ChatGPT Failed on Scientific Hypotheses: AI Just Guesses, and Does It Very Poorly

Technologies
Focus
Publiation data: 19.03.2026 14:28

Scientists tested ChatGPT by asking it to evaluate whether hundreds of scientific hypotheses were true or false, and the results were not very encouraging. The study shows that AI has modest reasoning abilities.

Researchers from Washington State University, USA, repeatedly tested ChatGPT by asking it to evaluate the truth or falsehood of scientific hypotheses taken from research articles. The aim of the study was to determine whether AI could accurately identify whether each statement was supported by research or not. In other words, whether it was true or false. In total, the scientists provided over 700 hypotheses for evaluation. The results showed that AI responses should be approached with a significant degree of skepticism and that all information generated by AI chatbots should be verified, writes Focus.

During the experiment in 2024, ChatGPT provided correct answers 76.5% of the time. In 2025, this figure rose to 80%. However, after the researchers accounted for random guessing, the results appeared less impressive. The artificial intelligence only showed correct answers in 60% of cases. Although this study specifically focused on ChatGPT, the scientists noted that similar experiments with other AIs yielded comparable results.

Artificial intelligence struggles the most with identifying false statements, correctly identifying them only 16.4% of the time. AI also demonstrates significant inconsistency. Even when the same question is asked 10 times, different answers can be obtained, the researchers say.

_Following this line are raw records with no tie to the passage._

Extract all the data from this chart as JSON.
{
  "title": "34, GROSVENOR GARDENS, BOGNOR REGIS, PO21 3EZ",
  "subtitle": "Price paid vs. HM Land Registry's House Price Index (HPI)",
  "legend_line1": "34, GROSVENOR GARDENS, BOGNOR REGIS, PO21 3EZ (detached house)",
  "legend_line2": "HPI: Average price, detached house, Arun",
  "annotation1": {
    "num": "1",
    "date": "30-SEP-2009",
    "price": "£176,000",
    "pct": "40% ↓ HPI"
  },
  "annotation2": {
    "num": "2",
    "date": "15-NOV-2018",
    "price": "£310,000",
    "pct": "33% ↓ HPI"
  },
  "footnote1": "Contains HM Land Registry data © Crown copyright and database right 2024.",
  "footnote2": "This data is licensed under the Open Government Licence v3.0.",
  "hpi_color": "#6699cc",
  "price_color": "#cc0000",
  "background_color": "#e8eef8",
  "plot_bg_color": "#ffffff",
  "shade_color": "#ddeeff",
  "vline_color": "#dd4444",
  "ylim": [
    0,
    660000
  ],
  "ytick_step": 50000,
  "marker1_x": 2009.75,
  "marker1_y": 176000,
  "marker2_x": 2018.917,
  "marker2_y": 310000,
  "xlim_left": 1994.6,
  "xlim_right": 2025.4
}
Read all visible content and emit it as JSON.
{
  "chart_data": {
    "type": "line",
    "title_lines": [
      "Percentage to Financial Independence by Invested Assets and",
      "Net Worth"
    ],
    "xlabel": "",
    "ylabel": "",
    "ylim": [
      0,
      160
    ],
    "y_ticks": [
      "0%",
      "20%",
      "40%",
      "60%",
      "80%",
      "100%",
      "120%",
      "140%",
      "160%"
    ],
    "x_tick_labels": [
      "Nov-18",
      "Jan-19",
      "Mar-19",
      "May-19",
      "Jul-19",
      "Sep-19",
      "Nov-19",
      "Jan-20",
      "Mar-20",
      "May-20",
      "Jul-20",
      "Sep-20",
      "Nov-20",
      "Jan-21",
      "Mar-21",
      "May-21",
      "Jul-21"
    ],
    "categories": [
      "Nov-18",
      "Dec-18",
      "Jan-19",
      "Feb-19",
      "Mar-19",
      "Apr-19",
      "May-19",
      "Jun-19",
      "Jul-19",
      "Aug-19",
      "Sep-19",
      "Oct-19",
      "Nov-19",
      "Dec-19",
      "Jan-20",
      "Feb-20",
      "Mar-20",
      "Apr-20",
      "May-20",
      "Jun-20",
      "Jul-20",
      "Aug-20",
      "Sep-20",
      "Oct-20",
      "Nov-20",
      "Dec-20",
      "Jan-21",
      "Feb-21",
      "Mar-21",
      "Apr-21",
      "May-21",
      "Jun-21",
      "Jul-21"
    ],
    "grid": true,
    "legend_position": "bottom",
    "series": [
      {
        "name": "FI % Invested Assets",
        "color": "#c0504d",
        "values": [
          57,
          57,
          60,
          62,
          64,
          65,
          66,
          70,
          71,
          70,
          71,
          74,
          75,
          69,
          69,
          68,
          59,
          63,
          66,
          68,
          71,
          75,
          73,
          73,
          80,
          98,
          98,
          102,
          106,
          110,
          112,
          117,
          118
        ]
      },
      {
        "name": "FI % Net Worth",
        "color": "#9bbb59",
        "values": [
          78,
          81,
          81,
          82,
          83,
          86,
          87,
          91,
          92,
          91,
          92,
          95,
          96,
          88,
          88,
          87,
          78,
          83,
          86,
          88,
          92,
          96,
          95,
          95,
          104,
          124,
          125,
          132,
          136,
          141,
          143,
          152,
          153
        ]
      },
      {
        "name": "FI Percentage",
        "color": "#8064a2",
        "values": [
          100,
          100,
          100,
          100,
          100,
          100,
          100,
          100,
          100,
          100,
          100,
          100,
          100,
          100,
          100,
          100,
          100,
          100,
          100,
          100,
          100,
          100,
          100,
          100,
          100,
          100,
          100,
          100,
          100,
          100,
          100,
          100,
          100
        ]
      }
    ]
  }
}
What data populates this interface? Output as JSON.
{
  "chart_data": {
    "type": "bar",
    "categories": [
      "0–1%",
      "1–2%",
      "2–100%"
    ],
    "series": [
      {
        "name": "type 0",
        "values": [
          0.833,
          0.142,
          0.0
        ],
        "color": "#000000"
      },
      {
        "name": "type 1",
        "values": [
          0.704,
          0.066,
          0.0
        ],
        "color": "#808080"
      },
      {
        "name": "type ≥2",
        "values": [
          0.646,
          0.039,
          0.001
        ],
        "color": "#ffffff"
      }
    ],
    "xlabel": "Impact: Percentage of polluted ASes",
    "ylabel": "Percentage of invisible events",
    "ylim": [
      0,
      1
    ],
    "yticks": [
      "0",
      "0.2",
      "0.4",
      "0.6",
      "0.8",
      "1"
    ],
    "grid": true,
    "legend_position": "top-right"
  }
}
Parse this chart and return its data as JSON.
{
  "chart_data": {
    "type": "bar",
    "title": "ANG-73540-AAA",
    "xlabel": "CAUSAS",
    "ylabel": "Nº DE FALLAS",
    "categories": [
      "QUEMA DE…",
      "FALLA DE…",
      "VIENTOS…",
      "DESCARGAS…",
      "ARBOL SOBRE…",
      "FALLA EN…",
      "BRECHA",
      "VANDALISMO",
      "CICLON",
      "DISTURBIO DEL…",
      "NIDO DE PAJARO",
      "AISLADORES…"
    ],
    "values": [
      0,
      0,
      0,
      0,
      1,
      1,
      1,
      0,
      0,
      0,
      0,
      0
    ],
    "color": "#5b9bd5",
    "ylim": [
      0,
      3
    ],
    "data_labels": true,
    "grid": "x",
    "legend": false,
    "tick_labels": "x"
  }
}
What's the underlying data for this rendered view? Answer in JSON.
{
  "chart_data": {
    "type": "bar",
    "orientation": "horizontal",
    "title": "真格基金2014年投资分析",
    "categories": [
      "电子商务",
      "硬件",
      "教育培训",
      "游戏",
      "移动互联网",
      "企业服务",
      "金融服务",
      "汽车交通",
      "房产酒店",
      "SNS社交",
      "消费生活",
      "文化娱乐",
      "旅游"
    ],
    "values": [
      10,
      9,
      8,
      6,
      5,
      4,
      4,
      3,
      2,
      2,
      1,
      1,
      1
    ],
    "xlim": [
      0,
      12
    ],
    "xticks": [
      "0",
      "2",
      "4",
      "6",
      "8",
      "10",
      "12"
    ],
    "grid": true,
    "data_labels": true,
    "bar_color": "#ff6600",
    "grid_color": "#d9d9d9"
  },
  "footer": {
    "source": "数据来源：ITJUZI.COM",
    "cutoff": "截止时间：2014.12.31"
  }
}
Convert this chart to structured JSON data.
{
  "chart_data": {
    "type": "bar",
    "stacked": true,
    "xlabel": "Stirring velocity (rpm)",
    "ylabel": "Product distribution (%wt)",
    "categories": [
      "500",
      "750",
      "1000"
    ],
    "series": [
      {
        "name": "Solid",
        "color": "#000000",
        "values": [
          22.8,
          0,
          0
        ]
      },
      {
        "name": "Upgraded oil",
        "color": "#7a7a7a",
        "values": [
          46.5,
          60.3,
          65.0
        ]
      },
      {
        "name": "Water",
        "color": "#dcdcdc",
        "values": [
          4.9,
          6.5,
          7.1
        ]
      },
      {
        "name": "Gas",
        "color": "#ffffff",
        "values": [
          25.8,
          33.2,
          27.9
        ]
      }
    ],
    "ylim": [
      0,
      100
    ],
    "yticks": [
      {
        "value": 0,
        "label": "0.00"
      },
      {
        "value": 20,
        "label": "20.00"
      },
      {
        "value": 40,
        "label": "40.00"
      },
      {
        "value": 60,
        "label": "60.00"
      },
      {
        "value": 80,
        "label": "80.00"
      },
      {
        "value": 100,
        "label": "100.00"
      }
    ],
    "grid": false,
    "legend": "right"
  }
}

The authors of the study believe that artificial intelligence capable of truly "thinking" may emerge further in the future than many expect.

Modern AI tools do not understand the world as we do — they lack a "brain." They simply memorize and can provide some insights, but they do not understand what they are talking about," the authors of the study say.

The study's results indicate a fundamental limitation of artificial intelligence. Although AI can generate convincing answers, it often struggles to analyze complex issues. This can lead to responses that sound convincing but are actually incorrect, the researchers say.

The researchers recommend verifying information generated by AI and approaching it with skepticism.